Interesa Villa porque sus hazañas reales e inventadas se difundieron como una epidemia por el México empobrecido de la época, y se proyectaron luego en todo el mundo.
Interesa porque detrás hay un relato conscientemente construido. Villa alimentó su propio mito utilizando para ello a los cronistas de su tiempo, a los fotógrafos, a los escritores y a los camarógrafos que aprendían entonces a grabar para el cine.
Cuando ya en 1921 está retirado después de decenas de batallas, recibe a una periodista estadounidense, redactora del New York Tribune, con quien conversa largo y tendido. Interesa Pancho Villa porque, hasta en esas conversaciones cansadas y nostálgicas, su actitud con la periodista es también rabiosamente moderna: el político envejecido que reniega del retrato que de sí mismo encuentra en la prensa. Dice el cansado guerrero:
Villa el bandido, Villa el asesino, Villa el enemigo de los americanos. Señorita, yo no soy un bandido, no soy un asesino y no soy enemigo de los norteamericanos [...]. Esta injusticia pesa. Me gustaría que en vez de que me juzgaran los periódicos, me juzgara un tribunal.
Interesa Pancho Villa porque su cadáver fue causa de disputa, como tantas veces ha sucedido a lo largo de la historia con hombres y mujeres controvertidos.
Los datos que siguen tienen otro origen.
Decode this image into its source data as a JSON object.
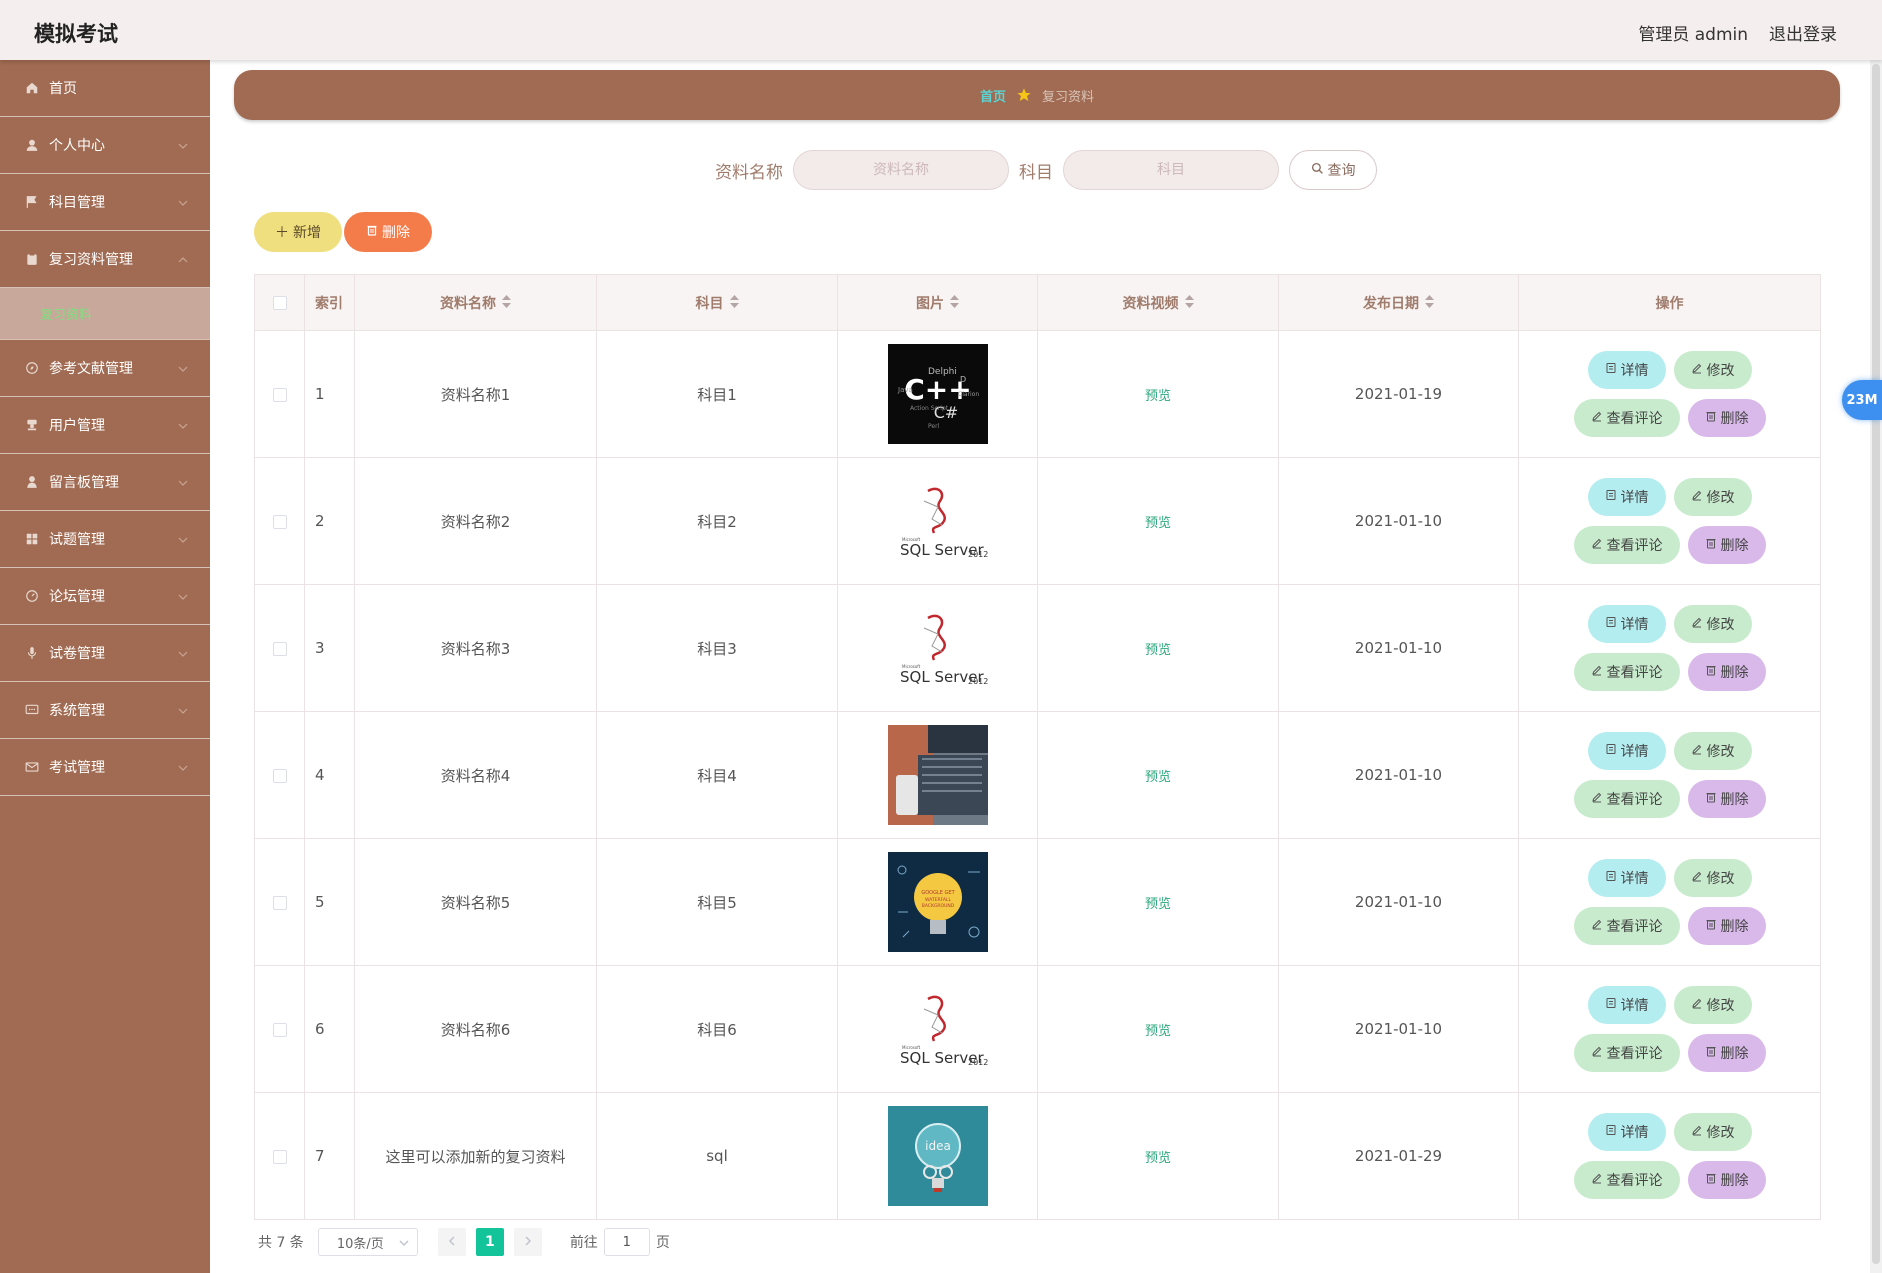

Si en nuestro tiempo el presidente Obama aprobó que los restos de Bin Laden fueran echados al mar después de darle muerte al villano, para que su tumba no se convirtiera en lugar de peregrinación, tampoco el gobernador de Chihuahua le concedió al Villa muerto la dignidad de la cripta que él mismo había comprado en la capital del estado. Tras su asesinato (150 balazos contra su coche) fue enterrado en una modesta tumba.
Villa interesa porque la leyenda perdura en el tiempo, y se funde con teorías de la conspiración que llegan hasta hoy. Alguien profanó su sepulcro y le arrancó la cabeza tres años después de muerto. Se dijo, y nadie lo confirmó nunca, que el cráneo se exhibió en el circo Ringling, o en el Museo de Historia Natural de Nueva York... Algunos dicen que el expresidente Bush hijo sabe dónde está, porque, afirman, su fraternidad universitaria, Skull and Bones («Calavera y Huesos»), fue quien pagó por el cráneo y lo guarda en su sede principal. Ni siquiera hay constancia fehaciente de que los restos que supuestamente están en el Monumento a la Revolución en la Ciudad de México, después de larguísimos y enconados debates políticos en el país, sean realmente los de Pancho Villa.[6]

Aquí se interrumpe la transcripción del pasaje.